Une autre portion du profil contient les activités de l’utilisateur. Ces activités ne sont pas toujours directement visibles sur la page profil, mais font néanmoins partie de sa présence sur le système.

Il y a parfois une grande différence entre ce qui est inclus dans le profil d’un utilisateur et ce que révèle l’activité de cet utilisateur sur le web. Un exemple caricatural : dans un système où l’on partage ses sélections musicales, le profil d’Yves suggère qu’il est un grand connaisseur de musique classique. Cependant, toutes les pièces qu’il écoute n’ont rien à voir avec la musique classique. Puisque les recoupements sont faciles à faire, l’activité d’un utilisateur peut venir le hanter plus tard.

Les références à l’utilisateur

Dans le profil global de l’utilisateur se trouvent aussi souvent des données qui proviennent d’autres utilisateurs mais qui font référence à cet utilisateur. Il s’agit de tous les enregistrements, les extraits vidéo et les images qui peuvent être associés à l’utilisateur, tels qu’ils se retrouvent sous la rubrique « photos de __ », dans Facebook. Les références comprennent les commentaires à l’égard de cet utilisateur.

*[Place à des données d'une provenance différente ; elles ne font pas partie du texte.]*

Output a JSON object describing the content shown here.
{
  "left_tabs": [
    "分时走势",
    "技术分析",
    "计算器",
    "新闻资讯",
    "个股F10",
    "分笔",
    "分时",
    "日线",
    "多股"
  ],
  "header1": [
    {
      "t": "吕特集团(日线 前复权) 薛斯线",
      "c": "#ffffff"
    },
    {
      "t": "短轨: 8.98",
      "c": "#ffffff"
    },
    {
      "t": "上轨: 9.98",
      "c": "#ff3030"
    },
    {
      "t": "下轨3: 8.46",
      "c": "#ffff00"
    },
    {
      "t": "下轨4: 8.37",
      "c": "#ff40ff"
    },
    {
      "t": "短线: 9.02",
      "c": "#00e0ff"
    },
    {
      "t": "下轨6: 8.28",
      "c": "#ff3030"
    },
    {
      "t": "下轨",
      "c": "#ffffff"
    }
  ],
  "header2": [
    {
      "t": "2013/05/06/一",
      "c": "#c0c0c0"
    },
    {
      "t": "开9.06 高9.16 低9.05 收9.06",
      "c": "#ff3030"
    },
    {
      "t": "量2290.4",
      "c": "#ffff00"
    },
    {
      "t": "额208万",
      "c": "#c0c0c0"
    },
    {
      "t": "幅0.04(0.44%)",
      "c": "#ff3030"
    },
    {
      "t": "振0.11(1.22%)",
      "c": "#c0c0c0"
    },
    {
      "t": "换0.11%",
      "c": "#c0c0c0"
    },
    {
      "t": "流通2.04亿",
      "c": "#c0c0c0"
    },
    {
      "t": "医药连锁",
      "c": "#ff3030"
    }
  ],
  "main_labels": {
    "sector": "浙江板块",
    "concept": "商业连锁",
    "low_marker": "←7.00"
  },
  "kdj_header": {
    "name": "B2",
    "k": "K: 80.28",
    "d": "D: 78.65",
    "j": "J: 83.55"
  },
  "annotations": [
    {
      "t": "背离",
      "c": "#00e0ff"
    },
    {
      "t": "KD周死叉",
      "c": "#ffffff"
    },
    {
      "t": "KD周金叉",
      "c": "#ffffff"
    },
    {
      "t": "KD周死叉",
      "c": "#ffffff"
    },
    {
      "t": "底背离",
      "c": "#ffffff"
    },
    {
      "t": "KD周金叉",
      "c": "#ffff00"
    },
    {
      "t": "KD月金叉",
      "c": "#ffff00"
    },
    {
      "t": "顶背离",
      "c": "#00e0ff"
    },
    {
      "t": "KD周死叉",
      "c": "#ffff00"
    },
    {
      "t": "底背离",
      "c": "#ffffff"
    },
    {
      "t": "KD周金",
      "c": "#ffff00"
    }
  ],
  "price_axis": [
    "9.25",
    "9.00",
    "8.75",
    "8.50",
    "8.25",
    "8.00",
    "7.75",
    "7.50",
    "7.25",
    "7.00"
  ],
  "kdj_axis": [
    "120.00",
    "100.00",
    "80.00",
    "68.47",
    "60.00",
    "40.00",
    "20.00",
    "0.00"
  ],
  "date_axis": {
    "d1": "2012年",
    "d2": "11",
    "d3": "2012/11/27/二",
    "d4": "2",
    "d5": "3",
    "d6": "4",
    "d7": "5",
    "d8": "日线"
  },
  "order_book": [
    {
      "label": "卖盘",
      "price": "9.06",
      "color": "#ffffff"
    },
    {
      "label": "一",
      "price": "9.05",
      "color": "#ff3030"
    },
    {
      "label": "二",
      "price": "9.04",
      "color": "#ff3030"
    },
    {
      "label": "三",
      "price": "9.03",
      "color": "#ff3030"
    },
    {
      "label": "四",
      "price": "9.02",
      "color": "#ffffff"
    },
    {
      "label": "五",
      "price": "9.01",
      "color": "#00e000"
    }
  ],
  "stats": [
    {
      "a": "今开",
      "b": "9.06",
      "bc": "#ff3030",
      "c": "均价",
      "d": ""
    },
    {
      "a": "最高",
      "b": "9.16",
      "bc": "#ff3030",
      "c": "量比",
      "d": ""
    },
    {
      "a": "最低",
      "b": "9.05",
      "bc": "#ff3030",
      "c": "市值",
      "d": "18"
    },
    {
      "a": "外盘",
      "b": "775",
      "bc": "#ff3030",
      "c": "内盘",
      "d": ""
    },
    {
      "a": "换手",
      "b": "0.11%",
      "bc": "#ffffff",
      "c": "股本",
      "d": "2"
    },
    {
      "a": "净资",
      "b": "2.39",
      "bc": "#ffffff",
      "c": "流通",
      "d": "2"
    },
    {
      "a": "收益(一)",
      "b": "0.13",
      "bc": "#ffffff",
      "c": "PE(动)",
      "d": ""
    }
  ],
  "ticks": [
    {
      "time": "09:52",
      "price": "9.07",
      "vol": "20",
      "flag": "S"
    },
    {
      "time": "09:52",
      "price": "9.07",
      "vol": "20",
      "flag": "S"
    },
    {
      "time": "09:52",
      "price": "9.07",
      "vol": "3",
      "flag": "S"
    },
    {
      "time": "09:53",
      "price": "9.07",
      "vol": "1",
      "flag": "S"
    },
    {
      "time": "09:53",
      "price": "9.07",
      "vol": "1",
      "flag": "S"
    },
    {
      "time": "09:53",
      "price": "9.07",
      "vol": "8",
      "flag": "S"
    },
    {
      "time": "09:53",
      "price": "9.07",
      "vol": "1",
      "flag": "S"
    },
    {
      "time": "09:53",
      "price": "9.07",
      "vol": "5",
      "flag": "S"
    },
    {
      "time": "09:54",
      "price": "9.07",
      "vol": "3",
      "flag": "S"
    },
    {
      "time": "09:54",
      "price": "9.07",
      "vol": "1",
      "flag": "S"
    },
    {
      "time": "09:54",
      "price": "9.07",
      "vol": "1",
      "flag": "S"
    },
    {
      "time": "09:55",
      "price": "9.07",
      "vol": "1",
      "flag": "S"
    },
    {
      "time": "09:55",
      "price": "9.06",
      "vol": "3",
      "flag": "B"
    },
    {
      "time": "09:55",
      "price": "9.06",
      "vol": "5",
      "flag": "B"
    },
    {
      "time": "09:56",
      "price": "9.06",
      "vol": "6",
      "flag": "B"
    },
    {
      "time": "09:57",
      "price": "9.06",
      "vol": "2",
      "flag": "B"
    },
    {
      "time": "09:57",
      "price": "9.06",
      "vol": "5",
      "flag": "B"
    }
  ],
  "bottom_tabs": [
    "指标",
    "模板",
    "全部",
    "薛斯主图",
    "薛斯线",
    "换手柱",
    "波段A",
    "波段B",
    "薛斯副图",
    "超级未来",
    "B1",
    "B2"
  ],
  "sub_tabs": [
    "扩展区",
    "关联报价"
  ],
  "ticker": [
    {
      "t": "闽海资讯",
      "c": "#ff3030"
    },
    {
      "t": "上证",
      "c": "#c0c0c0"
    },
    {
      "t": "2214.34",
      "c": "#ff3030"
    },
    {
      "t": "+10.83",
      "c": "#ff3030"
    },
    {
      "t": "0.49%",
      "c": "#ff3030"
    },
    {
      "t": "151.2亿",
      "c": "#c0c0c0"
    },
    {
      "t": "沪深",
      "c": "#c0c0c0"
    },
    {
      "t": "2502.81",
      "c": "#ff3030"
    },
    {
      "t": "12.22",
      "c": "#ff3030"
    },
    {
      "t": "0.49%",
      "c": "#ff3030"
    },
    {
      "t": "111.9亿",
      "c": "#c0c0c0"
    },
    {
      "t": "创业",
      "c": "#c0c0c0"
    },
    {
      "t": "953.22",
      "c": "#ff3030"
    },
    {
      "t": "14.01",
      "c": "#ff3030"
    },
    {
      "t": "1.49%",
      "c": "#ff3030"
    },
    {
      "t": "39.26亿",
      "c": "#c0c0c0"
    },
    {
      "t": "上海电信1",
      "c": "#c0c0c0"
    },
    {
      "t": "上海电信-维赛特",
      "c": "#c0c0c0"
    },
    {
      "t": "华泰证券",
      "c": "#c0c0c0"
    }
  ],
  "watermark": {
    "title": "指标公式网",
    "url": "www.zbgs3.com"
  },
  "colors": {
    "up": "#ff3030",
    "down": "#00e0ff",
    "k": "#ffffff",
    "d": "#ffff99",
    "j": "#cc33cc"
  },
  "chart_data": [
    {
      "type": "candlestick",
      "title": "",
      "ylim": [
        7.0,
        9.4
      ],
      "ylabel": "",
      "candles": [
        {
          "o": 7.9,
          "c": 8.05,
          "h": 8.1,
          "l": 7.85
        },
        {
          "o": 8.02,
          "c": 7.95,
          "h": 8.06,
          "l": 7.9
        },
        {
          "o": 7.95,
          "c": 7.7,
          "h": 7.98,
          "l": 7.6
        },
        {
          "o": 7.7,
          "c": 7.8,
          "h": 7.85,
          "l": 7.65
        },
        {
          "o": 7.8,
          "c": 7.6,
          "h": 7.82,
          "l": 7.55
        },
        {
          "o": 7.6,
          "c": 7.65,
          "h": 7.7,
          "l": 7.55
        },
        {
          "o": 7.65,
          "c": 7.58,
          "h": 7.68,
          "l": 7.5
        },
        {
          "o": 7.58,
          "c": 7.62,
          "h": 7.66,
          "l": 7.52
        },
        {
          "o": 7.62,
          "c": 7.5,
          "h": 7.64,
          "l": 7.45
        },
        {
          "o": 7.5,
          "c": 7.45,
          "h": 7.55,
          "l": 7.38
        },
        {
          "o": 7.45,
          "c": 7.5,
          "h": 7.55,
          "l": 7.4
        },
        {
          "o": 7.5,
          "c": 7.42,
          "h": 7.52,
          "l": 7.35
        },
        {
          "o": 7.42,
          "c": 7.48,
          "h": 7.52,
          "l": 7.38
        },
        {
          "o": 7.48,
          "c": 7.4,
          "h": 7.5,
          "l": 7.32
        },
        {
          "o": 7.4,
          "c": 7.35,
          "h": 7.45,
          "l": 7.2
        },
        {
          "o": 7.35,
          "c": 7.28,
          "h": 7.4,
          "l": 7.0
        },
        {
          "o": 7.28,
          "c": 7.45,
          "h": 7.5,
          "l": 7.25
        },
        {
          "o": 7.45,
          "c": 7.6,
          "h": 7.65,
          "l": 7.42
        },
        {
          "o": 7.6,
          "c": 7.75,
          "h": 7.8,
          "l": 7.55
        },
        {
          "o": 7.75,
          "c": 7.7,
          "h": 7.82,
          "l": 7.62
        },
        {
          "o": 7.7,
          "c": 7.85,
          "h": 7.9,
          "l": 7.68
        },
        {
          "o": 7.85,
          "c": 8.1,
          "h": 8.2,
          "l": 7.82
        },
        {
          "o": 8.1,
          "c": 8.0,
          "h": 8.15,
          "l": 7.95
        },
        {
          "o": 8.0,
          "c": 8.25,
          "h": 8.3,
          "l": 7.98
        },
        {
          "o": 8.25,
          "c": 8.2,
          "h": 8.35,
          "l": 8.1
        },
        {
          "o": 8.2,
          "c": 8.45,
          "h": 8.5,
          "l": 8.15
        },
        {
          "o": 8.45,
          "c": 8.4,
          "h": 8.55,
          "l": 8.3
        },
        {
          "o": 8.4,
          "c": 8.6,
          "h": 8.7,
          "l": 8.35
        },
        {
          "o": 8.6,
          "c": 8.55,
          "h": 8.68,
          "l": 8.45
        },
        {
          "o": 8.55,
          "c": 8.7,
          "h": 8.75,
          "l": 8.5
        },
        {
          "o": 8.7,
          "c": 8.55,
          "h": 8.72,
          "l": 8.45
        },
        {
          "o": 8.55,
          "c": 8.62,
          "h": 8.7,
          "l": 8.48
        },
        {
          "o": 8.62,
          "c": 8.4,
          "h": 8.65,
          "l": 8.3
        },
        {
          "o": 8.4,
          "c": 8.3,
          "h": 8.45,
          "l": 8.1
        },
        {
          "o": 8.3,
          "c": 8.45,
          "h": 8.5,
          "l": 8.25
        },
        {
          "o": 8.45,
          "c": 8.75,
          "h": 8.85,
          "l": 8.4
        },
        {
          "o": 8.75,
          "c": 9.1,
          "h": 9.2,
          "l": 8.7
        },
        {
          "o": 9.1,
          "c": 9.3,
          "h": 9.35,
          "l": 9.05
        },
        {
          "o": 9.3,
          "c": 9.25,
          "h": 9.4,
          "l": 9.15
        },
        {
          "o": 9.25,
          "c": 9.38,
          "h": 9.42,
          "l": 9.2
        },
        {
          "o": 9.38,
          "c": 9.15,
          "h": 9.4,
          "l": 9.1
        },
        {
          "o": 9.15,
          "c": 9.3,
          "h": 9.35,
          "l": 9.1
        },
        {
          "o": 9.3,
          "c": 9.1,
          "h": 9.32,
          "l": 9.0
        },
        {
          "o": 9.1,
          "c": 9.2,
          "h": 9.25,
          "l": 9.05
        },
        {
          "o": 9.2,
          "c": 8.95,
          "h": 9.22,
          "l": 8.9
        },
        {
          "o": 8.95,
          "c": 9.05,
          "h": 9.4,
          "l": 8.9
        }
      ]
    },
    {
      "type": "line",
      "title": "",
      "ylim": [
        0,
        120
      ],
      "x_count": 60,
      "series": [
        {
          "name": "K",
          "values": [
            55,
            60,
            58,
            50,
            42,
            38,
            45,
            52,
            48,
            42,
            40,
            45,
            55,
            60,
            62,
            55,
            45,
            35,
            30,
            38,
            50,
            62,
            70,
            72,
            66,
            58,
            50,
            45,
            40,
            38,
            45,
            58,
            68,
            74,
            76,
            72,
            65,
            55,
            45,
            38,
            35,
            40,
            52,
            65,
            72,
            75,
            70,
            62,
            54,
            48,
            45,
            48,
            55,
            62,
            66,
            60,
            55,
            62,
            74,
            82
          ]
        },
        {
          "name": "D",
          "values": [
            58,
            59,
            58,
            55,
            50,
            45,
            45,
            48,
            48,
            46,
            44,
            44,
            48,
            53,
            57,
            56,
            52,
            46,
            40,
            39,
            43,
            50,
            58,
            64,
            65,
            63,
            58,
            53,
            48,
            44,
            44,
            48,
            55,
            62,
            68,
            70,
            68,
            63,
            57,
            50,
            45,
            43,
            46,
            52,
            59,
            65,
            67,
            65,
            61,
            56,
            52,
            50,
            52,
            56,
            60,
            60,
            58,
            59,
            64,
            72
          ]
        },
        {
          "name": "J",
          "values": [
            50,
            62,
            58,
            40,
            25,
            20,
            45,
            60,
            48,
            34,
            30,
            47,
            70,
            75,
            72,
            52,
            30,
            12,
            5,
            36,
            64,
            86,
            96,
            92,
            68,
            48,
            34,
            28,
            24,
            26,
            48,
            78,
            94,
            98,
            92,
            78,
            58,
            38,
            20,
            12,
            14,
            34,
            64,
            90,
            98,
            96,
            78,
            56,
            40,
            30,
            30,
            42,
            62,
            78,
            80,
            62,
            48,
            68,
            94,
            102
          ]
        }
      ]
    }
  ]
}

Certaines de ces références peuvent bien sûr être fausses, et l’effet de la rumeur est bien connu. Sur un service de microblogging, il est facile à un utilisateur de faire mention d’un autre utilisateur. Comme ces mentions sont faciles à répertorier, l’utilisateur en question peut effectuer un certain contrôle sur l’impact de ces références.

Dans le contexte institutionnel, les activités de veille ont souvent pour but de connaître l’opinion du public au sujet de l’institution, précisément parce que ces références peuvent contribuer à l’identité de l’institution aux yeux du public.

Fred Cavazza a construit une cartographie de l’identité numérique. Examinez son schéma et faites les correspondances entre les zones du schéma et ce que vous venez de lire.

Cartographie de l'identité numérique

6.5.2 Le profil statique et le profil dynamique

Le profil statique ne change pas fréquemment ; le profil dynamique est lié aux activités que l’on fait en ligne, et évolue dans le temps.

Dès la naissance du web, on a vu apparaître des profils statiques. La « page personnelle », omniprésente au cours des années 1990, en est un exemple frappant. L’utilisateur y présente habituellement ses intérêts, offre quelquefois des liens vers ses sites favoris. Au moment d’écrire ces lignes, le premier résultat Google pour la requête « ma page personnelle » est la page personnelle tout à fait typique du professeur René David telle qu’elle se présentait en 2009.

Un profil statique ne change que s’il est modifié directement. Avec le web social, les profils acquièrent une composante dynamique. Les actions que l’on pose dans un site (par exemple, écrire un billet, laisser un commentaire) sont autant de traces qui sont liées à notre identité et peuvent être rassemblées sur une page. La page usager sur kuro5hin est un exemple de profil à composante dynamique.

L’intégration des flux

Nous avons mentionné dans la section précédente le phénomène de la multiplication des identités. Dès que l’on utilise plusieurs services distincts, on a une présence éparpillée, avec par exemple un profil Twitter/X ici, un profil Facebook là, un blogue là-bas, un compte pocket plus loin.

Nous avons déjà mentionné OpenID comme solution au problème des logins multiples. La problématique ne s’arrête pas là, toutefois. Chacune de nos présences a son flux de contenu associé. Comment rassembler les morceaux ?

Une première stratégie consiste à juxtaposer les fils web ou les widgets issus de ces différentes présences dans une seule page web. La colonne intitulée « Feeds » dans le blogue de Ross Mayfield illustre cette stratégie.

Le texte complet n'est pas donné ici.